John Kendrick Bangs was one of the leading American humorists of the first decade of the twentieth century. Occasionally, he'd turn his pen toward satirizing Sherlock Holmes, the great consulting detective. And in 1906 he wrote a novel, R. Holmes & Co., about the adventures of Raffles Holmes, son of Sherlock and grandson of A.J. Raffles, the Amateur Cracksman.

Raffles? you say. Raffles was the creation of E.W. Hornung, brother-in-law to Holmes' creator Sir Arthur Conan Doyle. Where Holmes was a detective, Raffles was a thief and always one step ahead of the law. Bangs decided to put the two characters together and see what came of it. The result was Raffles Holmes, who had a touch of his father's thirst for justice and his grandfather's thirst for larcenous danger. And it's downright funny.

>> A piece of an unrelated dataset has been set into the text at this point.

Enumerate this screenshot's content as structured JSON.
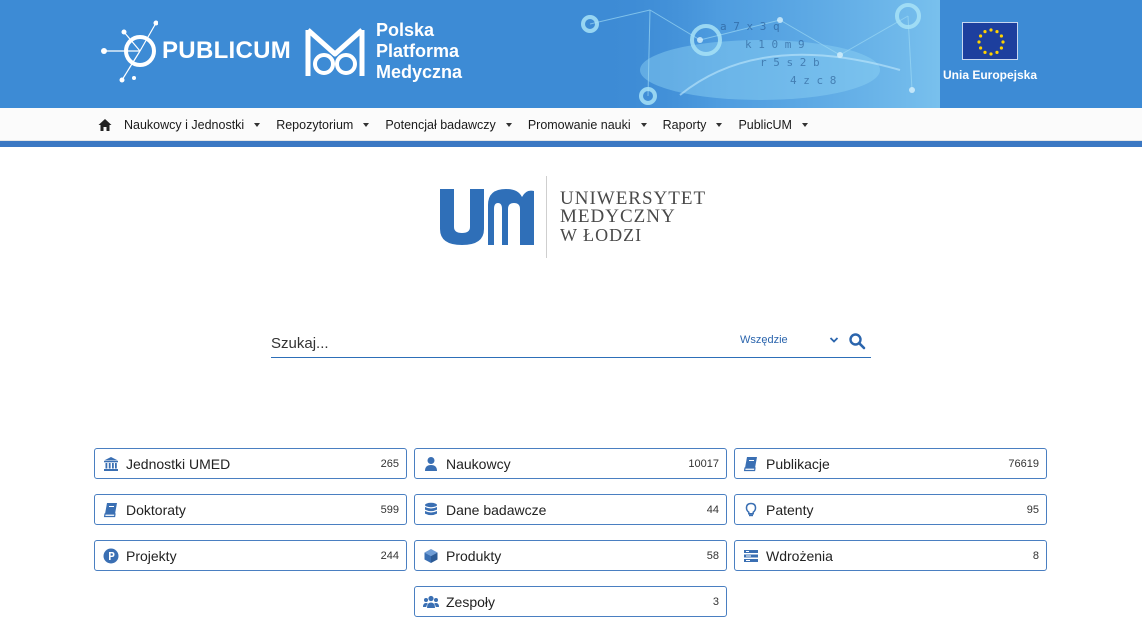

Don't expect this novel to fit seamlessly with the Sherlock Holmes canon, because it doesn't. And it absolutely doesn't fit with Raffles. It doesn't fit well -at all- with Raffles. It fits tolerably well with Holmes, surprisingly. I would juggle the dates given in the second chapter (which is the "secret origin" chapter, how Raffles Holmes came to be), moving it from the early 1880s after Holmes met Watson to the late 1870s, when Holmes was in private practice and may have shared a few adventures with Reginald Musgrave. (No, this isn't one of those adventures, and Watson doesn't appear in the narrative.) The trickier question is where it all fits for Raffles. Raffles simply isn't old enough to be Raffles Holmes' grandfather. Hence, Raffles Holmes must actually be Raffles' nephew, that his mother is not (as Raffles Holmes believes) Raffles' daughter but his heretofore unknown sister, posing as Raffles' daughter for similar reasons as the Stapledons posed as brother and sister in Doyle's great novel, "The Hound of the Baskervilles," to pull off a scam. Raffles Holmes, for whatever reason, doesn't know this, but this fits better for Holmes and Raffles.

I won't call this a great novel. It's a -fun- novel. A goofy novel, and one deserving of greater recognition from both fans of the Great Detective and the Amateur Cracksman.